Almost two weeks have past and I still find it difficult to exactly articulate the impact that the ASA conference made on me.  I came to the ASA annual meeting not quite knowing what to expect and was both surprised and inspired to witness the forms of support, generosity, and genuine intellectual curiosity among the various scholars.  Increasingly incorporated into the institutional and administrative demands by academia—teaching, grading, coursework—I found myself turning to stone.  The conference, however, rekindled my passion for research and my motivation for continuing in this path.  It encouraged me to believe that some of the more romanticized hopes that I had of academia are actually in existence and practice.
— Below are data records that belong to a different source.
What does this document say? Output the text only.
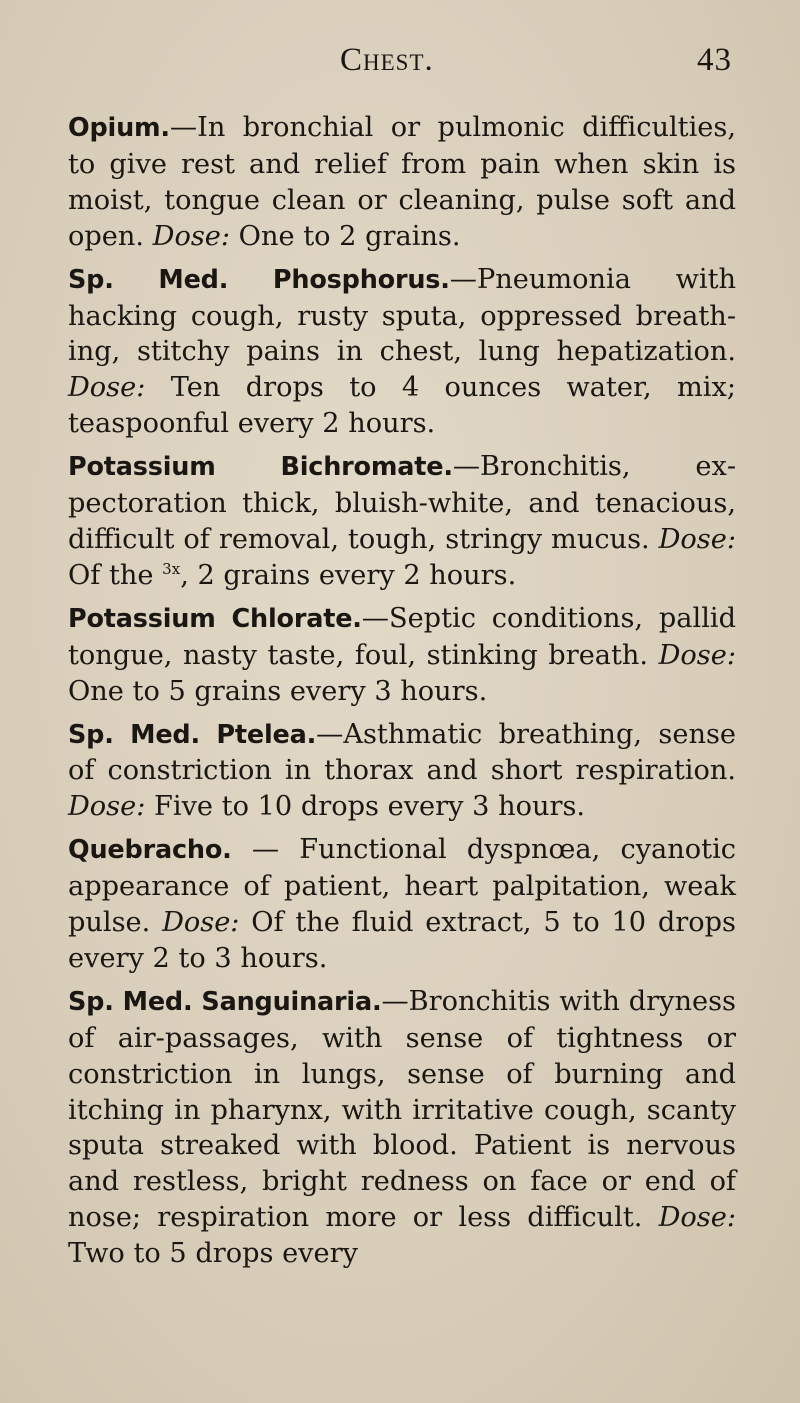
Chest.	43

Opium.—In bronchial or pulmonic difficulties, to give rest and relief from pain when skin is moist, tongue clean or cleaning, pulse soft and open. Dose: One to 2 grains.

Sp. Med. Phosphorus.—Pneumonia with hacking cough, rusty sputa, oppressed breathing, stitchy pains in chest, lung hepatization. Dose: Ten drops to 4 ounces water, mix; teaspoonful every 2 hours.

Potassium Bichromate.—Bronchitis, expectoration thick, bluish-white, and tenacious, difficult of removal, tough, stringy mucus. Dose: Of the $^{3x}$, 2 grains every 2 hours.

Potassium Chlorate.—Septic conditions, pallid tongue, nasty taste, foul, stinking breath. Dose: One to 5 grains every 3 hours.

Sp. Med. Ptelea.—Asthmatic breathing, sense of constriction in thorax and short respiration. Dose: Five to 10 drops every 3 hours.

Quebracho. — Functional dyspnœa, cyanotic appearance of patient, heart palpitation, weak pulse. Dose: Of the fluid extract, 5 to 10 drops every 2 to 3 hours.

Sp. Med. Sanguinaria.—Bronchitis with dryness of air-passages, with sense of tightness or constriction in lungs, sense of burning and itching in pharynx, with irritative cough, scanty sputa streaked with blood. Patient is nervous and restless, bright redness on face or end of nose; respiration more or less difficult. Dose: Two to 5 drops every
I am inclined to think of the wonderful experience at the conference as a point of departure, an invitation to imagine what else is possible.  On the final day of the conference, having departed from Baltimore, I accompanied my dear friend to his lab at the National Institute of Health where he conducts basic science research in epigenetics.  Usually, the name of scholars who resonate with each of us is quite foreign and unfamiliar to the other.  A few months ago, I had forwarded him an article by Priscilla Wald.  Passionate in his conviction that cross-talk among fields of basic science, epidemiology, and public health is possible, he was fascinated by her scholarship across the science/humanities divide.  Still deep in the midst of a powerful experience, I was tripping over words as I unsuccessfully tried to convey to him the graceful power of Priscilla Wald’s presidential address.  Affectionately calling her “Priscilla,” he asked me about specifics, curious about the ways in which cells, a most basic object of study in the laboratory, came to open a discussion on stories, the role of the humanities, and the critical work of American studies.  He asked me if I wanted to see the infamous and immortal cells of interest.  I examined the intricate structure of HeLa cells through the circular vision, at once magnified and circumscribed by the lens of a microscope.  I was never quite able to imagine the possibilities of reaching across the science/humanities divide; now, I am excited to be part of a larger research community actively pursuing the possibilities for what has yet to be imagined.  This is only the beginning.